As we head into autumn, we’re now at the stage where the demolition work is almost complete and the contractors start to piece things together again. At the weekend Tom Morris and Emma Stenning headed off to Paris to check on the progress of the new seats for the auditorium, being manufactured by Quinette Gallay. As the refurbishment work has progressed, we’ve been working closely with the architects and seat manufacturers to maximise the capacity in the theatre, whilst not sacrificing comfort and sightlines. At one time in its history, before the gallery was finished up to 1000 people were crammed in to the auditorium – we promise we won’t do that, but of course we want as many people as possible to be able to see the work we stage. Anyway, more on the seats in future posts – we’ve sent Emma off with instructions to take some photos and video so we can share them with you. This post is heading back to the very beginning… The following is an extract about the origins of the theatre from a fascinating book, Bristol Old Vic – The First Ten Years, by Audrey Williamson and Charles Landstone, published in 1957 (You can still buy second hand copies on Amazon if you’d like to read it!):
“[The Theatre Royal] is the oldest theatre in the country. When it was built, King Street, adjacent to the docks, was the centre of the city’s life and commerce. The merchants lived in their handsome houses on the other side of the road, or in the neighbouring Queen Square, named after Queen Anne, and boasting a long terraced line of delicate ironwork balconies, in the style of architecture associated with the reign of that monarch. Always the theatre has had to struggle in an atmosphere of storm or stress, and, at the very outset, the idea of a permanent home of drama encountered the fierce opposition of the religious element in the city. Eighteenth-century Bristol had waxed rich on the slave trade, and when public conscience was aroused it found its expression in an excess of puritanism. There had been for the previous forty years a small theatre in what was then the countryside, half a mile outside the town, at the foot of Brandon Hill. “Run by an actor called Powel, who had been a leading man with Garrick at Drury Lane, this building had become too small for the growing theatrical interest of the town […] A plot of land was acquired in King Street and, despite the vehement local protests, a company of citizens was formed to promote the scheme. Chief among the organisers were Alexander Organ, who was subsequently to become mayor of the town, and Thomas Symons, a solicitor. They gathered around them forty-eight people, who each subscribed the sum of £50. In return these donors each received a silver token which gave them the right to a seat at one performance of every play produced in the theatre. Several of these tickets are still in existence, some of them at the Bristol Museum and Art Gallery.
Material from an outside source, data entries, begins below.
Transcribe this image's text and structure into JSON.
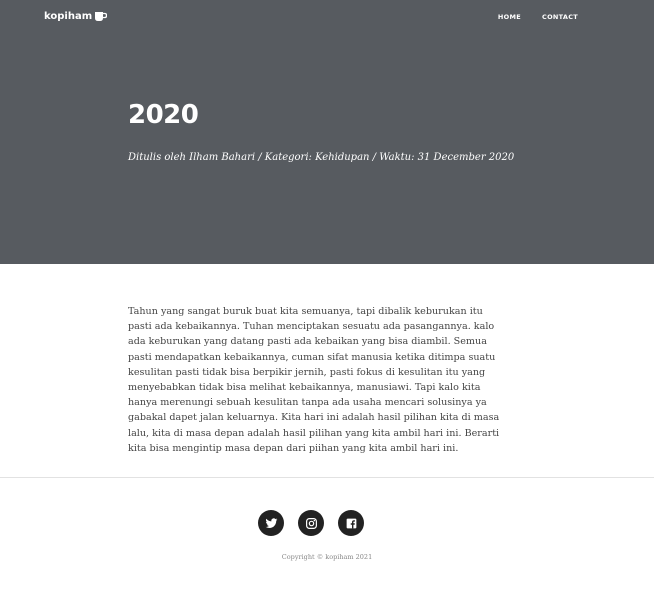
{
  "header": {
    "brand": "kopiham",
    "brand_icon": "coffee-cup-icon",
    "nav": [
      {
        "label": "HOME"
      },
      {
        "label": "CONTACT"
      }
    ]
  },
  "post": {
    "title": "2020",
    "meta": "Ditulis oleh Ilham Bahari / Kategori: Kehidupan / Waktu: 31 December 2020",
    "body": "Tahun yang sangat buruk buat kita semuanya, tapi dibalik keburukan itu pasti ada kebaikannya. Tuhan menciptakan sesuatu ada pasangannya. kalo ada keburukan yang datang pasti ada kebaikan yang bisa diambil. Semua pasti mendapatkan kebaikannya, cuman sifat manusia ketika ditimpa suatu kesulitan pasti tidak bisa berpikir jernih, pasti fokus di kesulitan itu yang menyebabkan tidak bisa melihat kebaikannya, manusiawi. Tapi kalo kita hanya merenungi sebuah kesulitan tanpa ada usaha mencari solusinya ya gabakal dapet jalan keluarnya. Kita hari ini adalah hasil pilihan kita di masa lalu, kita di masa depan adalah hasil pilihan yang kita ambil hari ini. Berarti kita bisa mengintip masa depan dari piihan yang kita ambil hari ini."
  },
  "footer": {
    "socials": [
      "twitter-icon",
      "instagram-icon",
      "facebook-icon"
    ],
    "copyright": "Copyright © kopiham 2021"
  },
  "colors": {
    "hero_bg": "#575b60",
    "icon_bg": "#222222"
  }
}
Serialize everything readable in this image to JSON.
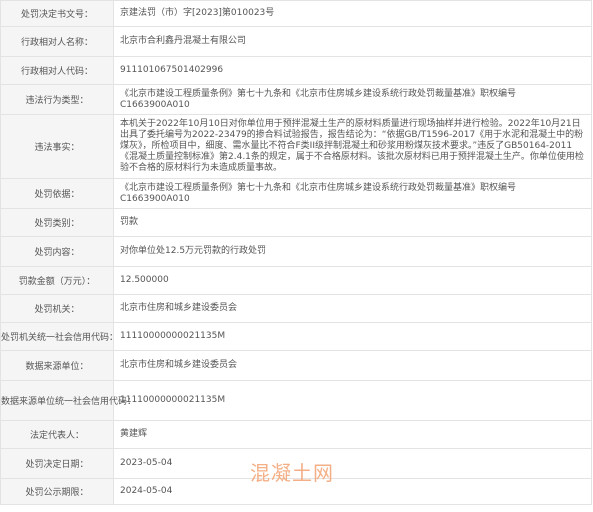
{
  "rows": [
    {
      "label": "处罚决定书文号：",
      "value": "京建法罚（市）字[2023]第010023号"
    },
    {
      "label": "行政相对人名称：",
      "value": "北京市合利鑫丹混凝土有限公司"
    },
    {
      "label": "行政相对人代码：",
      "value": "91110106750140​2996"
    },
    {
      "label": "违法行为类型：",
      "value": "《北京市建设工程质量条例》第七十九条和《北京市住房城乡建设系统行政处罚裁量基准》职权编号C1663900A010"
    },
    {
      "label": "违法事实：",
      "value": "本机关于2022年10月10日对你单位用于预拌混凝土生产的原材料质量进行现场抽样并进行检验。2022年10月21日出具了委托编号为2022-23479的掺合料试验报告，报告结论为：“依据GB/T1596-2017《用于水泥和混凝土中的粉煤灰》，所检项目中，细度、需水量比不符合F类II级拌制混凝土和砂浆用粉煤灰技术要求。”违反了GB50164-2011《混凝土质量控制标准》第2.4.1条的规定，属于不合格原材料。该批次原材料已用于预拌混凝土生产。你单位使用检验不合格的原材料行为未造成质量事故。"
    },
    {
      "label": "处罚依据：",
      "value": "《北京市建设工程质量条例》第七十九条和《北京市住房城乡建设系统行政处罚裁量基准》职权编号C1663900A010"
    },
    {
      "label": "处罚类别：",
      "value": "罚款"
    },
    {
      "label": "处罚内容：",
      "value": "对你单位处12.5万元罚款的行政处罚"
    },
    {
      "label": "罚款金额（万元）：",
      "value": "12.500000"
    },
    {
      "label": "处罚机关：",
      "value": "北京市住房和城乡建设委员会"
    },
    {
      "label": "处罚机关统一社会信用代码：",
      "value": "11110000000021135M"
    },
    {
      "label": "数据来源单位：",
      "value": "北京市住房和城乡建设委员会"
    },
    {
      "label": "数据来源单位统一社会信用代码：",
      "value": "11110000000021135M"
    },
    {
      "label": "法定代表人：",
      "value": "黄建辉"
    },
    {
      "label": "处罚决定日期：",
      "value": "2023-05-04"
    },
    {
      "label": "处罚公示期限：",
      "value": "2024-05-04"
    }
  ],
  "watermark": "混凝土网"
}
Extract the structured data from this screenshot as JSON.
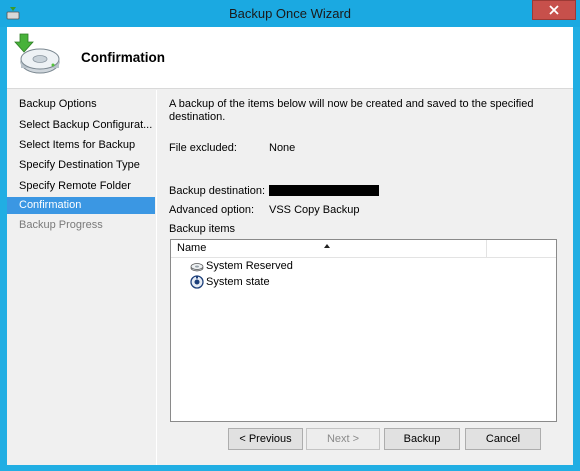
{
  "window": {
    "title": "Backup Once Wizard",
    "close_glyph": "✕"
  },
  "header": {
    "title": "Confirmation"
  },
  "nav": {
    "items": [
      {
        "label": "Backup Options",
        "state": "normal"
      },
      {
        "label": "Select Backup Configurat...",
        "state": "normal"
      },
      {
        "label": "Select Items for Backup",
        "state": "normal"
      },
      {
        "label": "Specify Destination Type",
        "state": "normal"
      },
      {
        "label": "Specify Remote Folder",
        "state": "normal"
      },
      {
        "label": "Confirmation",
        "state": "selected"
      },
      {
        "label": "Backup Progress",
        "state": "disabled"
      }
    ]
  },
  "main": {
    "intro": "A backup of the items below will now be created and saved to the specified destination.",
    "file_excluded_label": "File excluded:",
    "file_excluded_value": "None",
    "destination_label": "Backup destination:",
    "advanced_label": "Advanced option:",
    "advanced_value": "VSS Copy Backup",
    "items_label": "Backup items",
    "list": {
      "column": "Name",
      "rows": [
        {
          "label": "System Reserved",
          "icon": "drive-icon"
        },
        {
          "label": "System state",
          "icon": "system-state-icon"
        }
      ]
    }
  },
  "buttons": {
    "previous": "< Previous",
    "next": "Next >",
    "backup": "Backup",
    "cancel": "Cancel"
  },
  "colors": {
    "frame": "#1ba9e1",
    "selected": "#3b97e3",
    "close": "#c7504b"
  }
}
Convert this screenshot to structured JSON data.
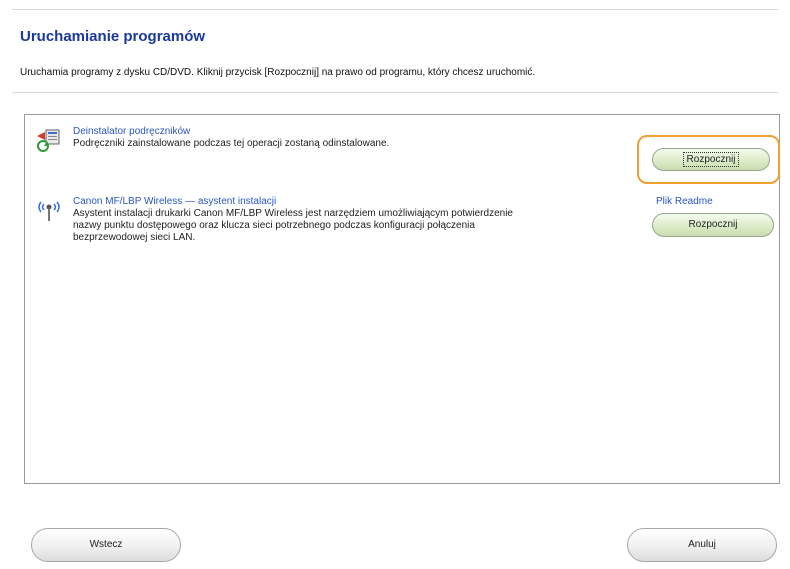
{
  "header": {
    "title": "Uruchamianie programów",
    "intro": "Uruchamia programy z dysku CD/DVD. Kliknij przycisk [Rozpocznij] na prawo od programu, który chcesz uruchomić."
  },
  "programs": [
    {
      "name": "Deinstalator podręczników",
      "description": "Podręczniki zainstalowane podczas tej operacji zostaną odinstalowane.",
      "button_label": "Rozpocznij",
      "icon": "uninstaller-icon"
    },
    {
      "name": "Canon MF/LBP Wireless — asystent instalacji",
      "description_lines": [
        "Asystent instalacji drukarki Canon MF/LBP Wireless jest narzędziem umożliwiającym potwierdzenie",
        "nazwy punktu dostępowego oraz klucza sieci potrzebnego podczas konfiguracji połączenia",
        "bezprzewodowej sieci LAN."
      ],
      "readme_label": "Plik Readme",
      "button_label": "Rozpocznij",
      "icon": "wireless-icon"
    }
  ],
  "footer": {
    "back_label": "Wstecz",
    "cancel_label": "Anuluj"
  },
  "colors": {
    "title": "#1a3a9c",
    "link": "#2b55c4",
    "focus": "#f0a030"
  }
}
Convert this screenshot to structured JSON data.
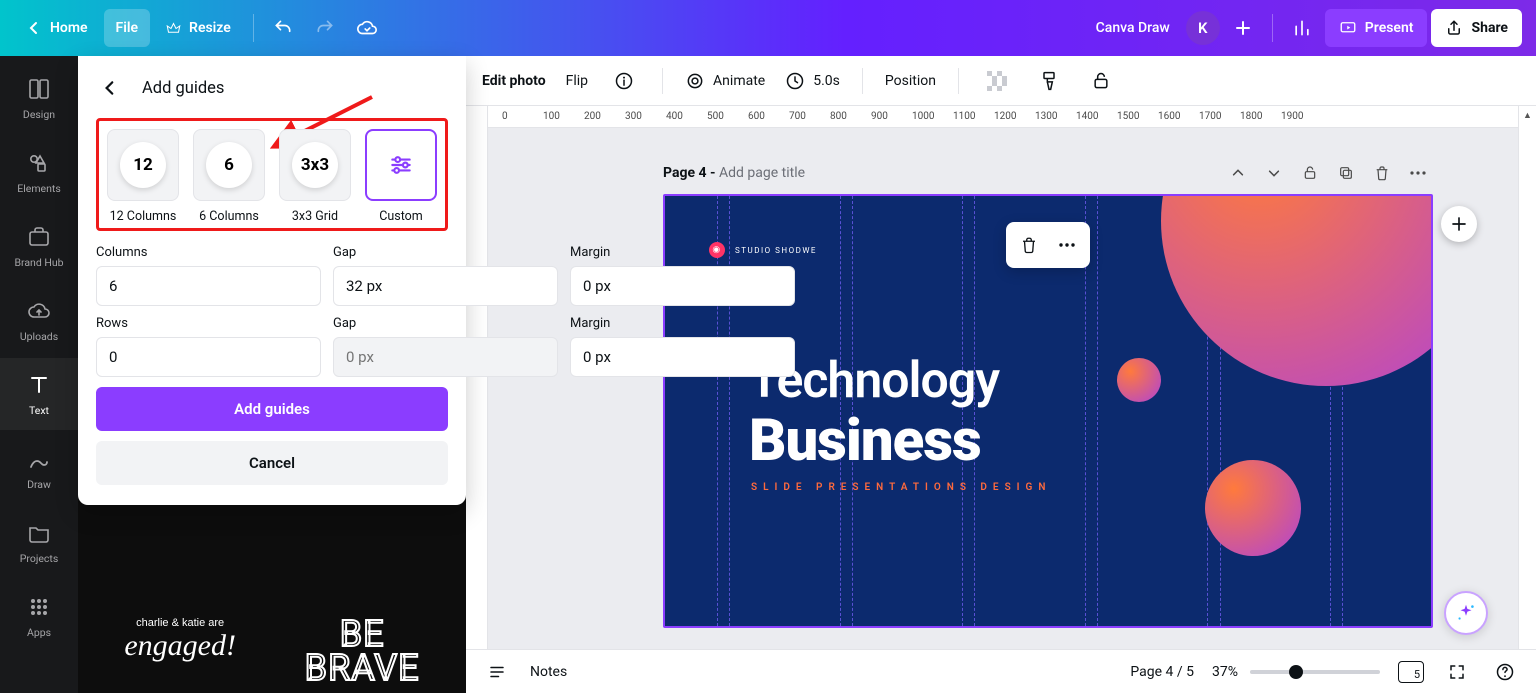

One of the original theatre tokens. “Other money was subscribed, and the theatre eventually cost £5,000 to build. The foundation stone was laid on November 30th 1764, and it was opened on May 30th, 1766. It had been built as a faithful replica of the Drury Lane Theatre of the day; James Paty was the architect and Michael Edkins the decorator. Very little of Edkin’s craftsmanship remains today, but Paty’s work is almost unaltered. There is still the sunken pit (now converted into stalls), the surrounding horseshoe circles which originally consisted of boxes, the entrances to which can still be seen in the woodwork at their rear. The gallery was added towards the end of the eighteenth century, and the highly decorative ceiling raised to meet it.
King Street, late 19th Century – the old entrance to the theatre is on the right. “The original entrance was down a long alleyway between shops and houses, and theatre began at what is now the horseshoe foyer surrounding the dress circle. The conversion of this alleyway into a long entrance passage and the building of bars and offices above the passage are all Victorian additions. When a violent controversy (which reached the national press) arose in 1955 about the pattern of the wallpaper in the entrance passage, the Ministry of Works, as guardians of an ‘ancient monument’, were careful to point out that they were not concerned, as their jurisdiction began only at the horseshoe foyer.”
Luckily, we’re not having ‘violent controversy’ about the style of the interior decorations of the refurbished theatre. The seats and paintwork will be sympathetic to what we believe was the original colour scheme of the theatre – hopefully we’ll be able to share some of the ideas with you on this blog. And as work continues on the theatre and back-of-house, we are learning more and more about what the original theatre felt like, from discovering the original level of the pit to digging down into the foundations around the horseshoe.
The foundations of the pit passage, 2011. Photo: Farrows Creative. Sadly, the long entrance passage into the theatre no longer exists. The old frontage of the theatre was replaced in the 1970s with the frontage to the studio which you can see on King Street today. If the passage did still exist, it would pass through our studio theatre, which as you may have read in Bristol Evening Post, is where one of our duty managers, Andrew Stocker, claims he felt a ghostly presence. Perhaps someone is still not happy about the choice of wallpaper in 1955… Words: Matthew Austin.